Dado o impacto social que o câncer tem, influenciar políticas públicas é de fundamental importância, chamando atenção para questões de acesso, falta de recursos e problemas de estrutura com impacto em estratégias de controle da doença.
Considerando todas estas perspectivas e possibilidades, é válido questionar por que não reconhecemos nos meios de comunicação uma maior participação relativa ao câncer. Será que a mídia está realmente cumprindo sua função social nesse sentido? Este questionamento assume uma importância particular quando vemos o espaço que a imprensa tradicional oferece, por exemplo, aos acidentes de trânsito. Nada contra apresentar e destacar a mortalidade relacionada aos acidentes de trânsito, assunto que merece ser informado, se beneficia de educação e é passível de prevenção e sensibilização da sociedade. Mas devemos reconhecer, numa argumentação comparativa, que a mortalidade por câncer é muitas vezes maior à associada ao trânsito. Analisar os motivos dessa desproporção nos parece uma discussão importante.
Dados da Secretaria da Saúde de Porto Alegre referentes a 2023 até o momento (setembro 2023) indicam 1.968 mortes associadas ao câncer, enquanto que, no mesmo período, 47 óbitos relacionados a acidentes de trânsito foram registrados. Para o ano de 2022, foram registradas 2.931 mortes por câncer e 130 óbitos em acidentes de trânsito.
Será que podemos desenvolver estratégias para abordar o estigma do câncer, cumprir com essa importante função social e evoluirmos mais ainda como sociedade, sem perder espaço comercial? Se isso não foi feito ainda, se é um novo desafio, sugiro descobrirmos em conjunto a melhor forma de comunicar o que é necessário neste sentido. Gerar esta discussão com todas as partes interessadas, profissionais da mídia, membros da sociedade, pacientes, administração pública e representantes da área médica, é uma necessidade urgente. O câncer e suas consequências não vão esperar.
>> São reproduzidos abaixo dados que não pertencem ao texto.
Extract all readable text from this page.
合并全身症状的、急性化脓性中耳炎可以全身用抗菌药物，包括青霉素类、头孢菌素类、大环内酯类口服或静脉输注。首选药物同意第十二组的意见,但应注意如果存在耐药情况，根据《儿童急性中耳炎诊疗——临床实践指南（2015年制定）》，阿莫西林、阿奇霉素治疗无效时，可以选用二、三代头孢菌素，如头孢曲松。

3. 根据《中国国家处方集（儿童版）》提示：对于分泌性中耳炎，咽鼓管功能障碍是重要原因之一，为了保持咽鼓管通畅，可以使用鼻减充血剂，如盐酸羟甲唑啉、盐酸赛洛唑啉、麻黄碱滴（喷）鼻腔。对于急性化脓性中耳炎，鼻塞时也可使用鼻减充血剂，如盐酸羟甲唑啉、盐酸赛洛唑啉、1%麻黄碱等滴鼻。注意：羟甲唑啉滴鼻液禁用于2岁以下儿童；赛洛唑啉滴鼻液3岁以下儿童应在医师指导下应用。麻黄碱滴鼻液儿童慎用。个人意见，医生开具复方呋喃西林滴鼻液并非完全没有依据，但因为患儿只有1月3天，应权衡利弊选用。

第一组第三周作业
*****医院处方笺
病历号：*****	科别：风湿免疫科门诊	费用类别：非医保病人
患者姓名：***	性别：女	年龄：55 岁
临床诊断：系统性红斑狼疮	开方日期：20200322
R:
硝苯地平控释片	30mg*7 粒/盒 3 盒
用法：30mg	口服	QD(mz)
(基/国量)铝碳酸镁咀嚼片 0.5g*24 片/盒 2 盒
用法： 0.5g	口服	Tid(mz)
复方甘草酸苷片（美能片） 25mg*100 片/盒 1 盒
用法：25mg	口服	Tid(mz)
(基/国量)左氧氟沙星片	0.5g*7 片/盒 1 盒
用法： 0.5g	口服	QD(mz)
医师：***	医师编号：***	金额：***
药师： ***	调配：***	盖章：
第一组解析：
A experiência com a Covid-19 e o número de mortes evitadas durante a pandemia por participação direta dos meios de comunicação certamente é um exemplo do que pode ser possível se conseguirmos sensibilizar a estrutura administrativa e editorial dos meios de comunicação e em conjunto descobrirmos um novo caminho para evoluirmos como sociedade.
Carlos Barrios é médico oncologista do Grupo Oncoclínicas e diretor e pesquisador do Lacog - Grupo Latino Americano de Investigação Clínica em Oncologia.